Christopher Allen Varlack, Ph.D. is a lecturer in the Individualized Study Program and Honors College at the University of Maryland, Baltimore County (UMBC), where he teaches courses in civil rights literature, graphic diasporic literature, creative writing, and composition. He has earned a Ph.D. from Morgan State University (2015), an MFA in Creative Writing from the University of Southern Maine’s Stonecoast MFA Program (2010), as well as a BA in Communications from Loyola College in Maryland (2008).
As a creative writer, he is interested in how literature can preserve or reclaim the voices of the past, shedding new light on the struggles and the people who ultimately shape our experience today.
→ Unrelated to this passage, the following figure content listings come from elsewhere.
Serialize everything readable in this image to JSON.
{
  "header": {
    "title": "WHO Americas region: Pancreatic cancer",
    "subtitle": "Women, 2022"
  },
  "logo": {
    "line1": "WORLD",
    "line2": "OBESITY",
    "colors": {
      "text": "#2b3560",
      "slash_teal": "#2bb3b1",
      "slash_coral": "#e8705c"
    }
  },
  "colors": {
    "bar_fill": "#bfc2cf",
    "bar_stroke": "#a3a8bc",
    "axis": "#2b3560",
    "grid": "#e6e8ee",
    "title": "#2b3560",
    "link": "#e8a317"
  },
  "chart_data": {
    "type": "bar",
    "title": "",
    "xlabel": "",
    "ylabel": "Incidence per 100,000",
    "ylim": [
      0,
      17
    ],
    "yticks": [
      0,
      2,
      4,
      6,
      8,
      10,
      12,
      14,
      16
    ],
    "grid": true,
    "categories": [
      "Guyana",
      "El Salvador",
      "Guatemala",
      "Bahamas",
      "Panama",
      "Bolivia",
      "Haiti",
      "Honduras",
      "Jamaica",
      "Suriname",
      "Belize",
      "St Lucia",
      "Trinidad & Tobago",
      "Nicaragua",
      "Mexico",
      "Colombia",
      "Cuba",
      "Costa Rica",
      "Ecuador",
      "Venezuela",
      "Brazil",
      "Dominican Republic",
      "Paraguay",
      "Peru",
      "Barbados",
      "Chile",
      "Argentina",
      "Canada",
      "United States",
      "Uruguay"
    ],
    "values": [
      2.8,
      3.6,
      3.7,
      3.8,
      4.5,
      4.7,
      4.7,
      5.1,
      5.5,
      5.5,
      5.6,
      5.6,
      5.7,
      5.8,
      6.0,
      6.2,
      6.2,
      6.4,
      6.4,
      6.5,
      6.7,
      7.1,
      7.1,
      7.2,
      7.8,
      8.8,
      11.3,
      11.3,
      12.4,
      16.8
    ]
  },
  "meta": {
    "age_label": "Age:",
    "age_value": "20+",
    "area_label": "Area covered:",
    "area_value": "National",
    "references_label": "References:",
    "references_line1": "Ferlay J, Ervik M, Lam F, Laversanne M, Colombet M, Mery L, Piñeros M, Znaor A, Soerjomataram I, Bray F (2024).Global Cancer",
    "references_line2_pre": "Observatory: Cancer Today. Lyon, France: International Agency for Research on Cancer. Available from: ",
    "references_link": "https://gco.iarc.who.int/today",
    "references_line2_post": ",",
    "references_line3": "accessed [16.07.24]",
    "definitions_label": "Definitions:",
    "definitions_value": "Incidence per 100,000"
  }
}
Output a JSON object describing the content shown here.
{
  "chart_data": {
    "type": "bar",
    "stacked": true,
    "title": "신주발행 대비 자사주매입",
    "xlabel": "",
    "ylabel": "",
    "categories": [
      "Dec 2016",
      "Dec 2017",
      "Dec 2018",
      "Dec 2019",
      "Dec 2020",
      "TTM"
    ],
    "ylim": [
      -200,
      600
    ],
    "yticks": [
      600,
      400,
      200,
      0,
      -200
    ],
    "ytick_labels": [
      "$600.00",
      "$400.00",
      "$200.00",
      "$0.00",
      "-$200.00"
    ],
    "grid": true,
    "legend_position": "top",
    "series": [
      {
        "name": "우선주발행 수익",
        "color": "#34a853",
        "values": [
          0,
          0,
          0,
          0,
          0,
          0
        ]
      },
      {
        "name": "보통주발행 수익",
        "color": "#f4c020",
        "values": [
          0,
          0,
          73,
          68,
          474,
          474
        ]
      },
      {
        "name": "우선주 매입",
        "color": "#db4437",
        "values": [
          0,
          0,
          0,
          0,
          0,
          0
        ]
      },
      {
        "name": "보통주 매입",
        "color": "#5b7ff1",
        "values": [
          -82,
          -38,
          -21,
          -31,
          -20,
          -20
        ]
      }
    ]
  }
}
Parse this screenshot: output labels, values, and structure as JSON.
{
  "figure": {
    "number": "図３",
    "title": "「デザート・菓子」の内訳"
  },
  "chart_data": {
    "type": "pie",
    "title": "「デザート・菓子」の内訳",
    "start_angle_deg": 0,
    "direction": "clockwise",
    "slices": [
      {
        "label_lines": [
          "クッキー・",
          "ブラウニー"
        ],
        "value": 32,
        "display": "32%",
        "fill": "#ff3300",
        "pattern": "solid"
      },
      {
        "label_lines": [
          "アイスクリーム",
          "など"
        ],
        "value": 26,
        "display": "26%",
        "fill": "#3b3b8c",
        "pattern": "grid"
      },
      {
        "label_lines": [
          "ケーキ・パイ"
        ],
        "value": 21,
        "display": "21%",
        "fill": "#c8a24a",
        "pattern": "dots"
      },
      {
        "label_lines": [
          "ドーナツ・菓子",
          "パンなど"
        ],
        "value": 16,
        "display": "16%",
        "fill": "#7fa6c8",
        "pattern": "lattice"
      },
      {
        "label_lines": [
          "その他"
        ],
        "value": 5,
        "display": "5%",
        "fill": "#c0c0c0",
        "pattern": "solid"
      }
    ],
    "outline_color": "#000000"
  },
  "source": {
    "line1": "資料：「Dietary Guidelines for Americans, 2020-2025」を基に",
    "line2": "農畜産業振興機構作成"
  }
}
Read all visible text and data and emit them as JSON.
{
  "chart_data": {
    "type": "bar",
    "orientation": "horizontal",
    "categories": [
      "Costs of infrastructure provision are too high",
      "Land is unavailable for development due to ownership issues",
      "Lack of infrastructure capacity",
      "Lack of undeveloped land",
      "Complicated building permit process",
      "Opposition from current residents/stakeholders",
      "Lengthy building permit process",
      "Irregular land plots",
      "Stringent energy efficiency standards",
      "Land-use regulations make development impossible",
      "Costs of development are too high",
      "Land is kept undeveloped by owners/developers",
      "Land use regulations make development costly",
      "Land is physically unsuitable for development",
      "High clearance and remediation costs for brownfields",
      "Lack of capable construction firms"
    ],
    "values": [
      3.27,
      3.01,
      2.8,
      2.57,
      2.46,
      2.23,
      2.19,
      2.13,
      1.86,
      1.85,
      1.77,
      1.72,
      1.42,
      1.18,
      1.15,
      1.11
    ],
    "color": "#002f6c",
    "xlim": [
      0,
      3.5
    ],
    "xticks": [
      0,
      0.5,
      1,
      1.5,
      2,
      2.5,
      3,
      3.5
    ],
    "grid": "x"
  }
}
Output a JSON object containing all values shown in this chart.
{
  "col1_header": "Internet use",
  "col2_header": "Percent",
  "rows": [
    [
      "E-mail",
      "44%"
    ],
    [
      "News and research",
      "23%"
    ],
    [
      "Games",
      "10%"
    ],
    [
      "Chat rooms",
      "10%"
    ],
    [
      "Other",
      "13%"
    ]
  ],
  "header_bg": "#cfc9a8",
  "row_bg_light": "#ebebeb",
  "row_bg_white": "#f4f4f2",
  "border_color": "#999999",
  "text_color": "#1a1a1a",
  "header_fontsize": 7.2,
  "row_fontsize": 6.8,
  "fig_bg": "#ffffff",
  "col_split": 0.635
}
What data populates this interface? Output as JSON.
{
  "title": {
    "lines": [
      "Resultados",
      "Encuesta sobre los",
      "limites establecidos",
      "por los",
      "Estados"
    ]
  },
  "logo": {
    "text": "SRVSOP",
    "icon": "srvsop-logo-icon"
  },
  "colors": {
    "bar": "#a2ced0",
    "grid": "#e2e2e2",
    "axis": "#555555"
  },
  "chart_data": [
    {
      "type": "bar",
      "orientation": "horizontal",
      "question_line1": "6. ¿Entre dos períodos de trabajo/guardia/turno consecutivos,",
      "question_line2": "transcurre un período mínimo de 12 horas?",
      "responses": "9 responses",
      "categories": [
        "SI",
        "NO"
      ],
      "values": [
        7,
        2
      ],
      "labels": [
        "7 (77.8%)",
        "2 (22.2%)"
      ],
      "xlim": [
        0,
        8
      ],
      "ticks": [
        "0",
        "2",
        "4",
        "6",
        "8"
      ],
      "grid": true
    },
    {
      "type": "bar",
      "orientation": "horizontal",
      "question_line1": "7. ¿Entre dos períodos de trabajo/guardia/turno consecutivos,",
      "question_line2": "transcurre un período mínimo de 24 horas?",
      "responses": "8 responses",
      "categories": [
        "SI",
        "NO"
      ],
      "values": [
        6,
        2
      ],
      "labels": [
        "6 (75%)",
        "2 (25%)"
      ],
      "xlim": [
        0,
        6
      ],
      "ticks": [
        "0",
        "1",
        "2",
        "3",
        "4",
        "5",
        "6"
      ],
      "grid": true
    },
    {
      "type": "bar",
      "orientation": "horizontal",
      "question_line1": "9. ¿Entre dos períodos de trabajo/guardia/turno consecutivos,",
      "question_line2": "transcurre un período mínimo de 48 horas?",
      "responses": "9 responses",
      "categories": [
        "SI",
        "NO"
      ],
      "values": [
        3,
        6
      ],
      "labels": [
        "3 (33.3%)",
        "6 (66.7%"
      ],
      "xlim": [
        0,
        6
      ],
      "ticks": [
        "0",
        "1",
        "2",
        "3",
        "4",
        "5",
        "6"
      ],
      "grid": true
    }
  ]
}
Much of his writing therefore focuses on social justice issues that affect the African-American community at large, using the medium of creative non-fiction and poetry to provide commentary not only on the world in which we live but also insight into theories of Black community formation, inspired by the work of poets such as Langston Hughes and Claude McKay.
In terms of scholarship, his interests are in nineteenth- and twentieth-century American literature with emphases on race, gender, and cultural politics. Some of his recent publications in this field include chapters in Critical Insights: Zora Neale Hurston (Salem 2013), Baby Boomers and Popular Culture: An Inquiry into America’s Most Powerful Generation (Praeger 2014), and Bury My Heart in a Free Land: Black Women Intellectuals in Modern U.S. History (Praeger 2017). In addition, he has served as the editor for two edited collections: Critical Insights: Harlem Renaissance (Grey House 2015) and Critical Insights: Civil Rights Literature, Past and Present (Grey House 2017). He is currently working on a monograph exploring the concept of the "black group soul" and theories of Black aggregation in the fiction of Claude McKay.
He serves as the president of the Langston Hughes Society and assistant treasurer of the College Language Association.